Uganda: Political Interference Hindering IGG's Fight Against Corruption - Report

Stake holders in the fight against corruption have highlighted political interference as one of the major factors that have failed the office of the IGG from carrying out high profile investigations and eventually prosecuting them.

Although the IGG, Beti Kamya announced the country loses up to a tune of over shs10 trillion to corruption, there are no clear figures that have been prosecuted as a result

The office of the IGG is among the major government institutions established to investigate corruption among government officials and other members of the public.

But many continue to question its capacity to investigate especially high profile cases that involve government officials.

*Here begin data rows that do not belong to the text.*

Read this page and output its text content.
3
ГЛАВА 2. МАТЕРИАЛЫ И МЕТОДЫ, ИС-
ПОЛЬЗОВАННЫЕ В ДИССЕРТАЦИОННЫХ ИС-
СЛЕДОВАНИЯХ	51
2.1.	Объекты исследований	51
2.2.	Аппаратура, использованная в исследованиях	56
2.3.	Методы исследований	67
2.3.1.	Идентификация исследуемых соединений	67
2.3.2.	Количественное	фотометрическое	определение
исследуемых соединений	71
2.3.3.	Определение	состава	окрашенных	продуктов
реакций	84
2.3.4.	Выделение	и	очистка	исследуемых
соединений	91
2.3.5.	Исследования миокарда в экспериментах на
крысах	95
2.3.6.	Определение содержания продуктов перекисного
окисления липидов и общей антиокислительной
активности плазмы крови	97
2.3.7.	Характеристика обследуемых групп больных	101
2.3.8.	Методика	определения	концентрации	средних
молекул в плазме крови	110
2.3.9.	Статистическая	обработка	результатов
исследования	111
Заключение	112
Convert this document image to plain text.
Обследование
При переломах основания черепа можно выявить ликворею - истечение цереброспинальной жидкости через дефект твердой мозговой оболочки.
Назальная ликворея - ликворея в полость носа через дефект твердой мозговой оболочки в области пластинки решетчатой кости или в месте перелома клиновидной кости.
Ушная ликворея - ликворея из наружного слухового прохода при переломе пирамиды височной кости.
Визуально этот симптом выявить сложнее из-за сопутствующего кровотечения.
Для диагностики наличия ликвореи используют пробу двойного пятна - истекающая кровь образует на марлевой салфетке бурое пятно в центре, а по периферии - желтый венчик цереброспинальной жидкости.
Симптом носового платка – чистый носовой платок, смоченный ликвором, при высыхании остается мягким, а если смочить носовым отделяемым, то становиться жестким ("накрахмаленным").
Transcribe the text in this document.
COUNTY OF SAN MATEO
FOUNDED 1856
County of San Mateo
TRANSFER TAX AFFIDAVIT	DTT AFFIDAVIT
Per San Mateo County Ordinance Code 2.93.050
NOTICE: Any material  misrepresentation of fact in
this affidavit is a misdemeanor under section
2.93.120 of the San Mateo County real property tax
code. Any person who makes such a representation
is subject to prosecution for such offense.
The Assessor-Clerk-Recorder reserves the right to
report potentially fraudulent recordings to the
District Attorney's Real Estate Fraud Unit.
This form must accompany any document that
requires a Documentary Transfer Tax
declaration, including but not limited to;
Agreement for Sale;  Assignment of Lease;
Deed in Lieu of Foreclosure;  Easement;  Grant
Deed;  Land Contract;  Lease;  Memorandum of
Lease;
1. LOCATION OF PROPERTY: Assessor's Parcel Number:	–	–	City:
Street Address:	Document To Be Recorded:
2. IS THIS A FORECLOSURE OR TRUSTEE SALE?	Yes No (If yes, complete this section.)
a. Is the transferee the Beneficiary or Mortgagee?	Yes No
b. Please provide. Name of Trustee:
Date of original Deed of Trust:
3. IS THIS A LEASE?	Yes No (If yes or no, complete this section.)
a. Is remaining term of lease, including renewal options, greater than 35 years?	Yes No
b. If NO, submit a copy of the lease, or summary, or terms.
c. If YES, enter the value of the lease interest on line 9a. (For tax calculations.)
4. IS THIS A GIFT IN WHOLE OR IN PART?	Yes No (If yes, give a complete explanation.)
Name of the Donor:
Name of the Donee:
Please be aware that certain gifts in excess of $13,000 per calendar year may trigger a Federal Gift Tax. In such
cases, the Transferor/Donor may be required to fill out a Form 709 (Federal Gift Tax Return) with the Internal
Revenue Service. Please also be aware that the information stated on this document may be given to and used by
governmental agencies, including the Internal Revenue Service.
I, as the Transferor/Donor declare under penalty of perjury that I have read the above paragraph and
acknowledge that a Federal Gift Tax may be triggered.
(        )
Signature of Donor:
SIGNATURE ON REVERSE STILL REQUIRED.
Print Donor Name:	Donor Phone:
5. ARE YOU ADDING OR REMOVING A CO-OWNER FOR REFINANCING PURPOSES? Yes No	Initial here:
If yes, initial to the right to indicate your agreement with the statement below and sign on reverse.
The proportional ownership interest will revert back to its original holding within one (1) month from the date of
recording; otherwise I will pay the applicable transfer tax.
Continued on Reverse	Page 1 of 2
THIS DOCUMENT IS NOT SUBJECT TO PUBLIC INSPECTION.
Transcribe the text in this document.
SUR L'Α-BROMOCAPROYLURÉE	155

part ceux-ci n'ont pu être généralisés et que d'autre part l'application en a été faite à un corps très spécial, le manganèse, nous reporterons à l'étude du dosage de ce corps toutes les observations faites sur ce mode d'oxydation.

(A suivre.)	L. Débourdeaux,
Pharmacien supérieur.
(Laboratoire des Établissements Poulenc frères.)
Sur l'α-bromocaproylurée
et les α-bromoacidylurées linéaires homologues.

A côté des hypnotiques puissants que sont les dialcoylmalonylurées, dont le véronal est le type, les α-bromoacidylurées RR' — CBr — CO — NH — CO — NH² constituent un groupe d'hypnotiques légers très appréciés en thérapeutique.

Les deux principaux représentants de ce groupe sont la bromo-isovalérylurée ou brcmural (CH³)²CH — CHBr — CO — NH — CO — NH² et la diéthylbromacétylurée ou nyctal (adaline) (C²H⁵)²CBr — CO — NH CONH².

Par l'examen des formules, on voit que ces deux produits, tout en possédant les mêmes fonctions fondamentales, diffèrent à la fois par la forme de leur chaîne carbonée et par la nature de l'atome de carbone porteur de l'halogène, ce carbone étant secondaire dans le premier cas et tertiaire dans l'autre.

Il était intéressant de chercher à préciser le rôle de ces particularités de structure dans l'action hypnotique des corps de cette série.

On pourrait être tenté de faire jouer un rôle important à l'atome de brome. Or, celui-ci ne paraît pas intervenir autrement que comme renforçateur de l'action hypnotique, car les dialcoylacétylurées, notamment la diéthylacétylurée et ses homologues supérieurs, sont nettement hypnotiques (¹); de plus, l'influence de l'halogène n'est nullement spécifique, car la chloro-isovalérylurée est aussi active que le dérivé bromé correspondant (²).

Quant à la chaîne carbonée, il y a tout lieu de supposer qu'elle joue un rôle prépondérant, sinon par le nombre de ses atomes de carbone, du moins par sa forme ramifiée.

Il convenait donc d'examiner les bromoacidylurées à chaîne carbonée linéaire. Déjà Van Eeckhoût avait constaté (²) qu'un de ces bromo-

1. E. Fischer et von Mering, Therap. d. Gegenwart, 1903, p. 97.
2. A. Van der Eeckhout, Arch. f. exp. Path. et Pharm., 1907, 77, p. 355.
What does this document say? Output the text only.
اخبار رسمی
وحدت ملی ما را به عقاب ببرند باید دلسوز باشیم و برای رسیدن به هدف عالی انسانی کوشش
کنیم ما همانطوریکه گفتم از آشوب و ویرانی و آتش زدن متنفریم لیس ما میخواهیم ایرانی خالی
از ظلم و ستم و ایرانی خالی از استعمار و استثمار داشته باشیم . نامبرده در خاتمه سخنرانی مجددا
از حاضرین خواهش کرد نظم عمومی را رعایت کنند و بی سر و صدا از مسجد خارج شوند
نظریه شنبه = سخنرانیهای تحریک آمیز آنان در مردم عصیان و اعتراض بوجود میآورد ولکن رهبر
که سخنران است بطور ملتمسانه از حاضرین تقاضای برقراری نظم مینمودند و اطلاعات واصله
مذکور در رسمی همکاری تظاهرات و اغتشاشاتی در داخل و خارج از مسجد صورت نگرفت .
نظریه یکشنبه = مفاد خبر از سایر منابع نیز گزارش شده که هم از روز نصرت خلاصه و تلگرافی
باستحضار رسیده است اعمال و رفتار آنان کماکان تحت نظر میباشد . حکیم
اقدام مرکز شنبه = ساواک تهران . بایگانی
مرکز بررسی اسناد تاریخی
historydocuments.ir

There is a belief this office has been deliberately weakened to fail their operations.

"Betty Kamya had come with a lot of energy only for president Museveni to stop her," says David Kabanda, the secretary general PLU

Previously officials like the vice president and a few ministers have been investigated.

There are however no clear records to show big cases that the current IGG has investigated and stake holders attribute this to protection of many of the corrupt officials

Prominent policy analyst Yusuf Sserenkuma says, "when they start arresting, the question we ask is who has this annoyed. They only arrest those who have annoyed some leaders".

According to David Kabanda, in some of these high profile cases, the IGG is not even allowed to start the investigations.

Kamya who upon taking office vowed to bite hard through life style audit was told to go slow on corrupt officials by president Museveni.

The president reasoned that this would stop the corruption from investing in Uganda.

"We will touch the untouchables," vowed Betty Kamya only for the president to ask to "go slow on these officials".

"The good thing is these are corrupt only here. They steal and make investments here," said Museveni.